L’antenne que le Réseau d’échanges réciproques de savoirs (Rers) d’Évry tient aux Pyramides n’est pourtant pas un mirage. Les échanges de savoirs proposés n’ont rien à voir avec la charité, bien qu’ils soient gratuits. Encore moins avec le commerce, bien qu’ils s’apparentent à des transactions. « Ce sont des échanges non monétaires. Nous sommes dans des rapports actifs de don et de contre-don » , explique Christian Dron, le coordinateur du réseau d’Évry.

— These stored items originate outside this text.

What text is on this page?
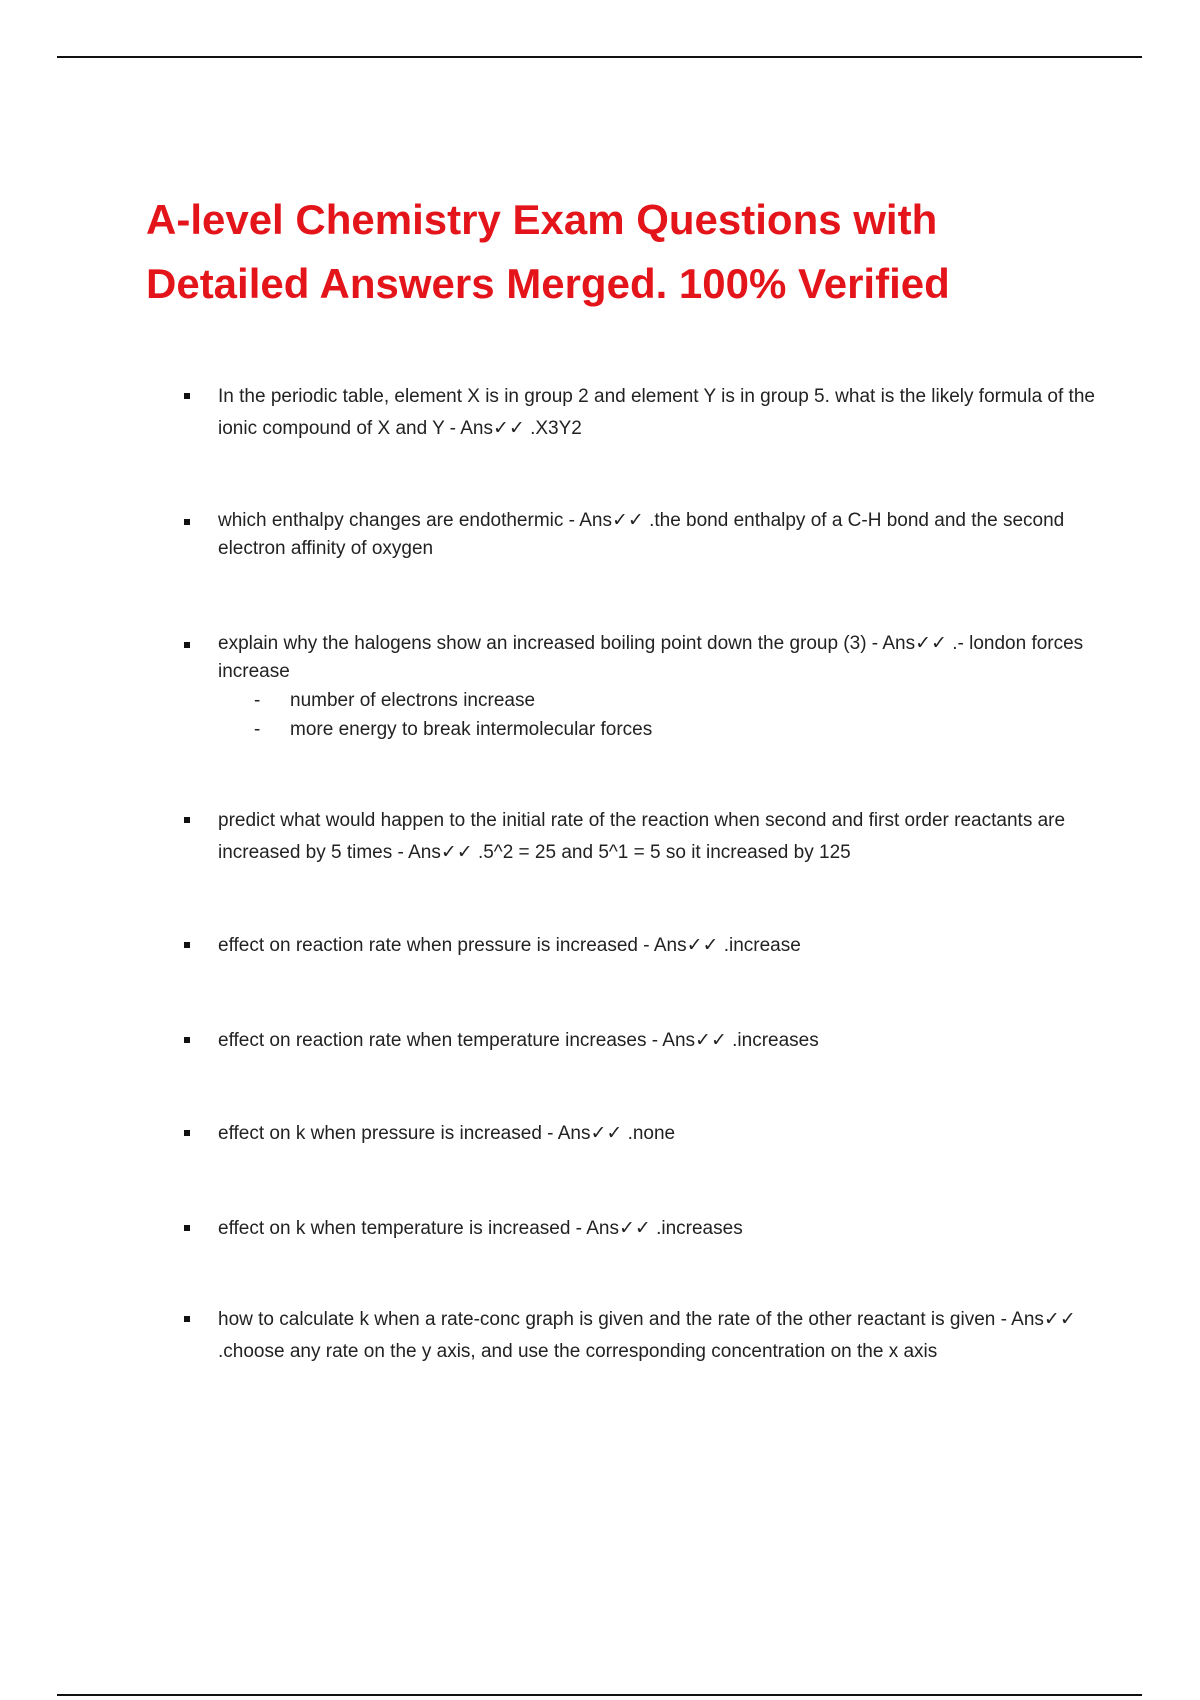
A-level Chemistry Exam Questions with Detailed Answers Merged. 100% Verified
In the periodic table, element X is in group 2 and element Y is in group 5. what is the likely formula of the ionic compound of X and Y - Ans✓✓ .X3Y2
which enthalpy changes are endothermic - Ans✓✓ .the bond enthalpy of a C-H bond and the second electron affinity of oxygen
explain why the halogens show an increased boiling point down the group (3) - Ans✓✓ .- london forces increase
- number of electrons increase
- more energy to break intermolecular forces
predict what would happen to the initial rate of the reaction when second and first order reactants are increased by 5 times - Ans✓✓ .5^2 = 25 and 5^1 = 5 so it increased by 125
effect on reaction rate when pressure is increased - Ans✓✓ .increase
effect on reaction rate when temperature increases - Ans✓✓ .increases
effect on k when pressure is increased - Ans✓✓ .none
effect on k when temperature is increased - Ans✓✓ .increases
how to calculate k when a rate-conc graph is given and the rate of the other reactant is given - Ans✓✓ .choose any rate on the y axis, and use the corresponding concentration on the x axis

Lancés à Orly entre 1971 et 1976 par Claire Héber-Suffrin, les Réseaux d’échanges de savoirs se sont rapidement développés sur tout le territoire français. Dès 1984, le réseau d’Évry se constitue en « association pour le développement des réseaux de formation réciproques et de création collective ». Plus de 700 réseaux existent désormais en France et à travers le monde. « Les Rers fonctionnent en réciprocité ouverte. C’est-à-dire qu’il est possible de recevoir un savoir de la part d’une personne qui n’est pas celle à qui on donne soi-même un savoir » , explique France, une des animatrices de l’antenne des Pyramides. « Le Réseau a fait le choix de se scinder en cinq ­antennes sur les différents quartiers de la communauté d’agglomération » , précise Christian Dron.

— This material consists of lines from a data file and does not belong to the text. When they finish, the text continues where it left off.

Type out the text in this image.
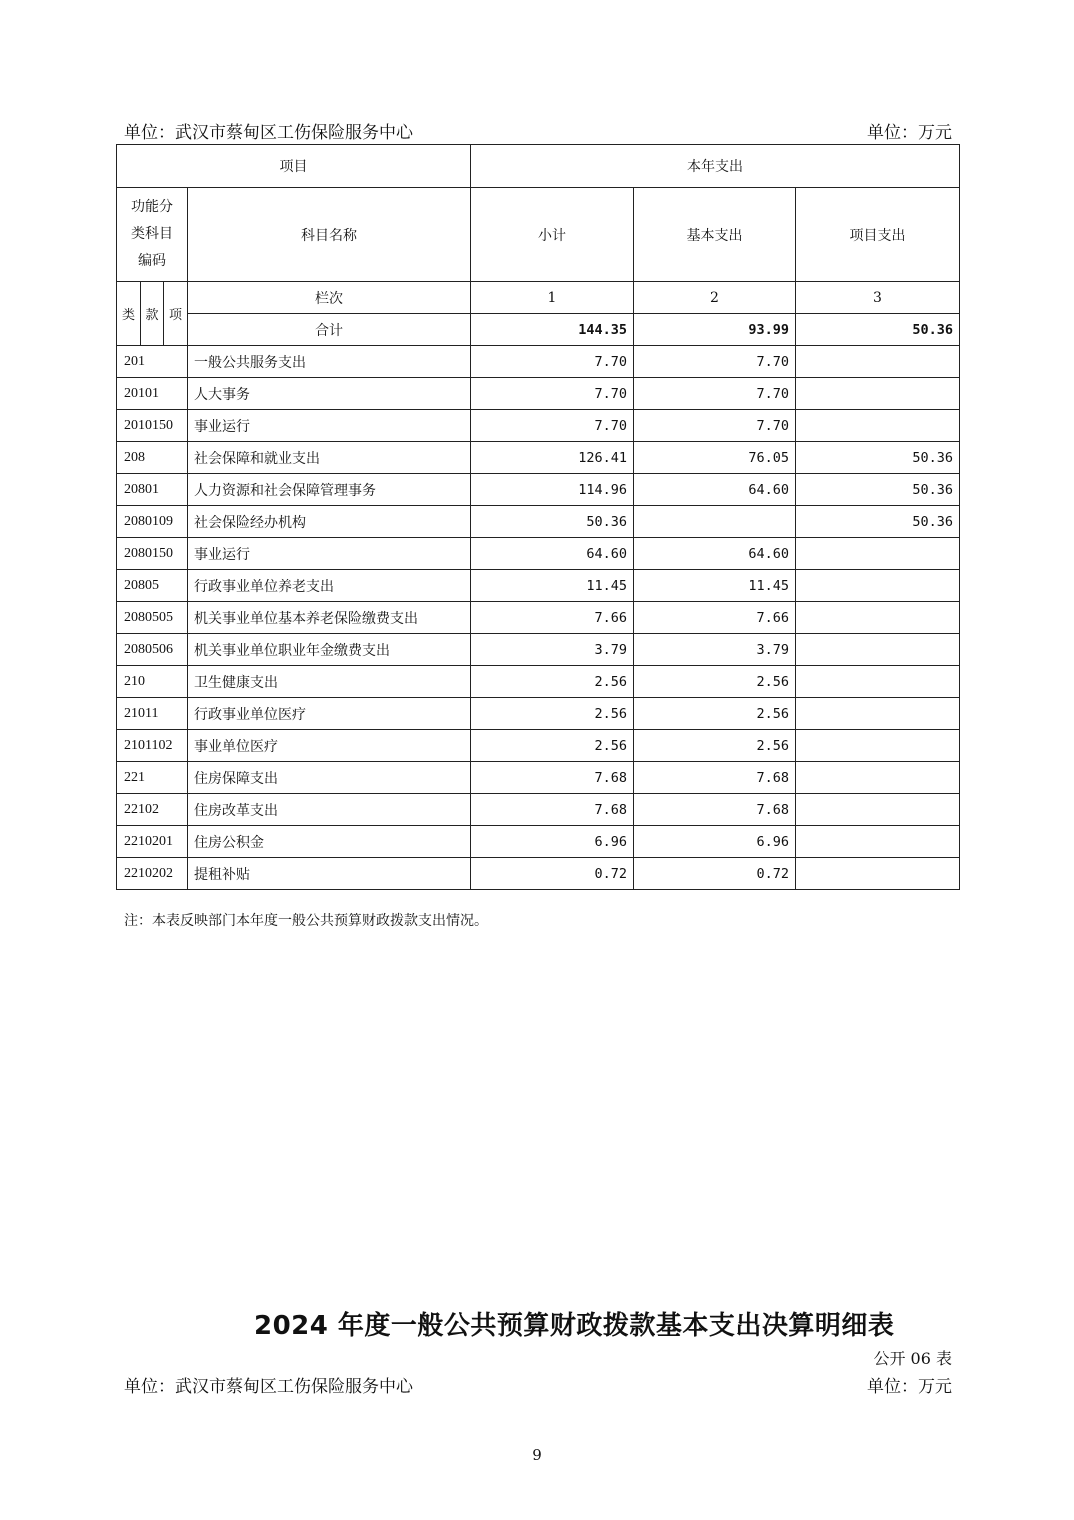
单位：武汉市蔡甸区工伤保险服务中心	单位：万元
项目				本年支出		
功能分类科目编码			科目名称	小计	基本支出	项目支出
类	款	项	栏次	1	2	3
			合计	144.35	93.99	50.36
201			一般公共服务支出	7.70	7.70	
20101			人大事务	7.70	7.70	
2010150			事业运行	7.70	7.70	
208			社会保障和就业支出	126.41	76.05	50.36
20801			人力资源和社会保障管理事务	114.96	64.60	50.36
2080109			社会保险经办机构	50.36		50.36
2080150			事业运行	64.60	64.60	
20805			行政事业单位养老支出	11.45	11.45	
2080505			机关事业单位基本养老保险缴费支出	7.66	7.66	
2080506			机关事业单位职业年金缴费支出	3.79	3.79	
210			卫生健康支出	2.56	2.56	
21011			行政事业单位医疗	2.56	2.56	
2101102			事业单位医疗	2.56	2.56	
221			住房保障支出	7.68	7.68	
22102			住房改革支出	7.68	7.68	
2210201			住房公积金	6.96	6.96	
2210202			提租补贴	0.72	0.72	
注：本表反映部门本年度一般公共预算财政拨款支出情况。
2024 年度一般公共预算财政拨款基本支出决算明细表
公开 06 表
单位：武汉市蔡甸区工伤保险服务中心	单位：万元
9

Mais l’antenne des Pyramides a une vocation spécifique. « Après un accident de travail, j’ai perdu mon boulot. Aujourd’hui, je cherche un emploi. Je voudrais me spécialiser dans la comptabilité. En échange de ce savoir, je suis prêt à donner des cours d’anglais » , explique Raja, qui participe aujourd’hui au dispositif personnalisé de recherche de l’emploi, mis en place par le Rers d’Évry. « L’association est experte en redynamisation et recherche de savoirs. L’antenne situe son action à la genèse de la session du retour à l’emploi des personnes. On passe quatre jours avec elles pour prendre le temps ­d’évaluer leurs savoirs » , explique Christian Dron. « Cet atelier m’a redonné confiance en moi , assure Bernard, originaire du Congo. Nous possédons tous des capacités qu’on ignore. Des savoirs dont nous ne savons pas qu’ils sont des savoirs. » C’est là qu’intervient le rôle du médiateur. « L’échange des savoirs est une relation à trois. C’est le médiateur qui met les deux personnes en relation et qui formalise l’échange. Il aide également à repérer les savoirs cachés et les besoins réels » , explique Nicole, l’une des animatrices.

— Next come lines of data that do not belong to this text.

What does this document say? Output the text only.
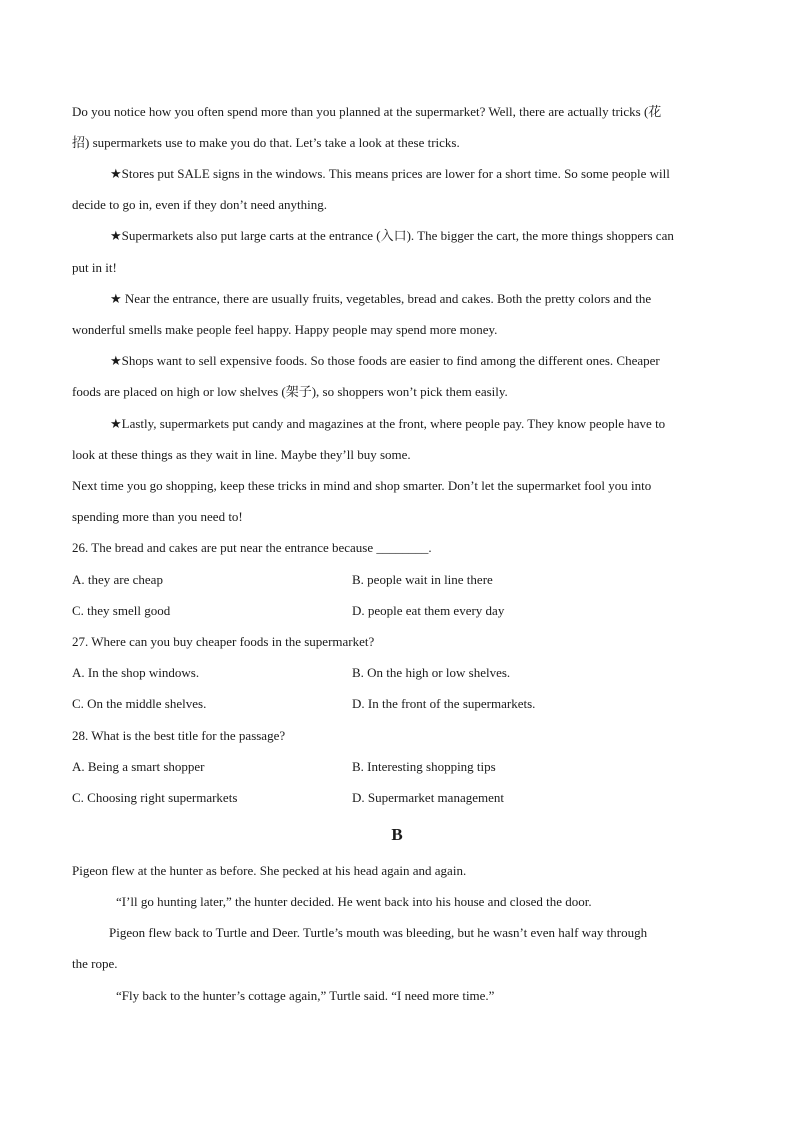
Do you notice how you often spend more than you planned at the supermarket? Well, there are actually tricks (花
招) supermarkets use to make you do that. Let’s take a look at these tricks.
★Stores put SALE signs in the windows. This means prices are lower for a short time. So some people will
decide to go in, even if they don’t need anything.
★Supermarkets also put large carts at the entrance (入口). The bigger the cart, the more things shoppers can
put in it!
★ Near the entrance, there are usually fruits, vegetables, bread and cakes. Both the pretty colors and the
wonderful smells make people feel happy. Happy people may spend more money.
★Shops want to sell expensive foods. So those foods are easier to find among the different ones. Cheaper
foods are placed on high or low shelves (架子), so shoppers won’t pick them easily.
★Lastly, supermarkets put candy and magazines at the front, where people pay. They know people have to
look at these things as they wait in line. Maybe they’ll buy some.
Next time you go shopping, keep these tricks in mind and shop smarter. Don’t let the supermarket fool you into
spending more than you need to!
26. The bread and cakes are put near the entrance because ________.
A. they are cheap	B. people wait in line there
C. they smell good	D. people eat them every day
27. Where can you buy cheaper foods in the supermarket?
A. In the shop windows.	B. On the high or low shelves.
C. On the middle shelves.	D. In the front of the supermarkets.
28. What is the best title for the passage?
A. Being a smart shopper	B. Interesting shopping tips
C. Choosing right supermarkets	D. Supermarket management
B
Pigeon flew at the hunter as before. She pecked at his head again and again.
“I’ll go hunting later,” the hunter decided. He went back into his house and closed the door.
Pigeon flew back to Turtle and Deer. Turtle’s mouth was bleeding, but he wasn’t even half way through
the rope.
“Fly back to the hunter’s cottage again,” Turtle said. “I need more time.”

L’usine où elle travaillait ayant fermé, Cécile est, elle aussi, en quête d’un emploi. Elle est prête à donner des cours de broderie en échange d’une remise à niveau en français. « Il n’y a pas de hiérarchie entre les rôles ni entre les savoirs , poursuit Christian Dron. Un échange n’est pas supérieur à un autre. Chacun est tantôt l’enseignant, tantôt l’enseigné, tantôt le médiateur. »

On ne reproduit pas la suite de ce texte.